人生の午後

 人生の午後。心理学者のC.G.ユングは人生の後半期をそう表現したそうだ。
 しかし、この「人生の午後」という意味は、太陽が沈むように下降線をたどる一方という印象ではなく、人生の午前に劣らず意味深いということなのだそうだ。
 この事実、最近、unizou自身が実感している。
 勤め始めてからずいぶん経って、収入もポストもそれなりに手に入れた。
 特に何も望まなければ、このまま定年まで毎日を過ごすこともできなくはない。
 ところが、最近そんな風に思わない自分がいる。
 とりあえずがむしゃらにやらなければいけない青年期を過ぎて、自分を見つめることができるようになったのかもしれない。
 最初に書いたC.G.ユングの「人生の午後」のことは、KAWADE夢新書「頭がいい人の45歳からの習慣」【小泉十三著】のプロローグにあるので紹介したい。

 まず私たちは、夜明けとともにこの世に生を受ける。多感な青春期を送り、社会に出る20歳前後が、午前八時ごろか。仕事を覚え、結婚して家庭をもち、仕事に多大なエネルギーを注ぐようになる30代は、午前10時ということだろう。
 やがて、会社でも然るべきポストに就き、世間からも立派な大人と見られるようになるのが40歳前後。これが正午である。ここから5年間は、いわゆる働き盛り。まさに人生の最盛期であり、このとき太陽は、公私ともに充実した男たちの頭上を照らすように燦燦と輝いている。
 しかし、45歳を過ぎると、太陽はじょじょに傾き始める。すなわち、「人生の午後」の始まりである。やがて定年を迎え、老年という人生の黄昏時がやってくる。往時茫々。そして、日没とともに私たちの人生の幕が降ろされる・・・・・。
(中略)
 「人生の意味は青春期の拡張期のみに尽きると考えたり、たとえば女性というものは月経閉止で『片附いて』しまうなどと考えたりするのは大きな間違いである。人生の午後は、人生の午前に劣らず意味深い。ただ、人生の午後の意味と意図とは、人生の午前のそれとは全く異なるものなのである」(高橋義孝訳『無意識の心理』人文書院
 午前中の太陽の光と午後の太陽の光では、日差しの強さや明るさ、影のでき方などが違うように、人生の午前と午後では、その意味も目的も違うということである。
 たとえば、人生の午前では、子どもを育てたり、カネを儲けたり、社会的地位を確立することがその目的(ユングは「自然目的」といっている)になるが、人生の午後になると、その目的は「文化目的」になるという。
 「文化目的」とは、カネや名誉といった世俗的な目的ではなく、ひと言でいえば、人間としての自分を問いなおし、その「質」を高めることだと私は思う。

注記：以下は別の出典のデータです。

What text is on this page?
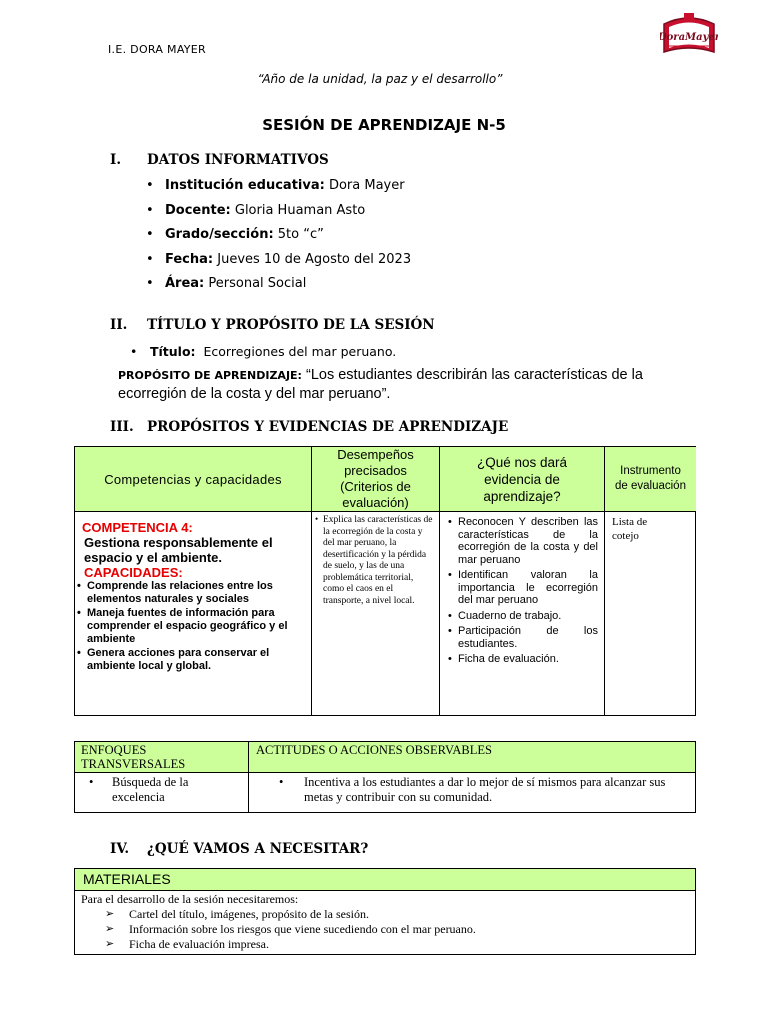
I.E. DORA MAYER
DoraMayer
“Año de la unidad, la paz y el desarrollo”
SESIÓN DE APRENDIZAJE N-5
I. DATOS INFORMATIVOS
• Institución educativa: Dora Mayer
• Docente: Gloria Huaman Asto
• Grado/sección: 5to “c”
• Fecha: Jueves 10 de Agosto del 2023
• Área: Personal Social
II. TÍTULO Y PROPÓSITO DE LA SESIÓN
• Título: Ecorregiones del mar peruano.
PROPÓSITO DE APRENDIZAJE: “Los estudiantes describirán las características de la ecorregión de la costa y del mar peruano”.
III. PROPÓSITOS Y EVIDENCIAS DE APRENDIZAJE
Competencias y capacidades
Desempeños precisados (Criterios de evaluación)
¿Qué nos dará evidencia de aprendizaje?
Instrumento de evaluación
COMPETENCIA 4:
Gestiona responsablemente el espacio y el ambiente.
CAPACIDADES:
• Comprende las relaciones entre los elementos naturales y sociales
• Maneja fuentes de información para comprender el espacio geográfico y el ambiente
• Genera acciones para conservar el ambiente local y global.
• Explica las características de la ecorregión de la costa y del mar peruano, la desertificación y la pérdida de suelo, y las de una problemática territorial, como el caos en el transporte, a nivel local.
• Reconocen Y describen las características de la ecorregión de la costa y del mar peruano
• Identifican valoran la importancia le ecorregión del mar peruano
• Cuaderno de trabajo.
• Participación de los estudiantes.
• Ficha de evaluación.
Lista de cotejo
ENFOQUES TRANSVERSALES
ACTITUDES O ACCIONES OBSERVABLES
• Búsqueda de la excelencia
• Incentiva a los estudiantes a dar lo mejor de sí mismos para alcanzar sus metas y contribuir con su comunidad.
IV. ¿QUÉ VAMOS A NECESITAR?
MATERIALES
Para el desarrollo de la sesión necesitaremos:
➢ Cartel del título, imágenes, propósito de la sesión.
➢ Información sobre los riesgos que viene sucediendo con el mar peruano.
➢ Ficha de evaluación impresa.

 これまで、無我夢中で走り続けてきた。そのほとんどが自分中心のことだったように思う。
 でも、誰かのために役に立てること、そんなことができるなら、自分の持っている能力、もちろん気づいてない能力までも総動員して役に立てることができるなら、本当に嬉しいと思っている。
 中小企業診断士を目指しているのも、収入ややりがいが先ではなく、誰かの役に立てればということ。やりがいも収入もその結果として得られると感じているのである。
 誤解しないでいただきたいのは、unizouが45歳を過ぎたからこういうことを考えているのでなく、年齢不詳のunizouにとっても、質的に自分を高めたいという欲求が強くなってきていることなので、あしからず・・・。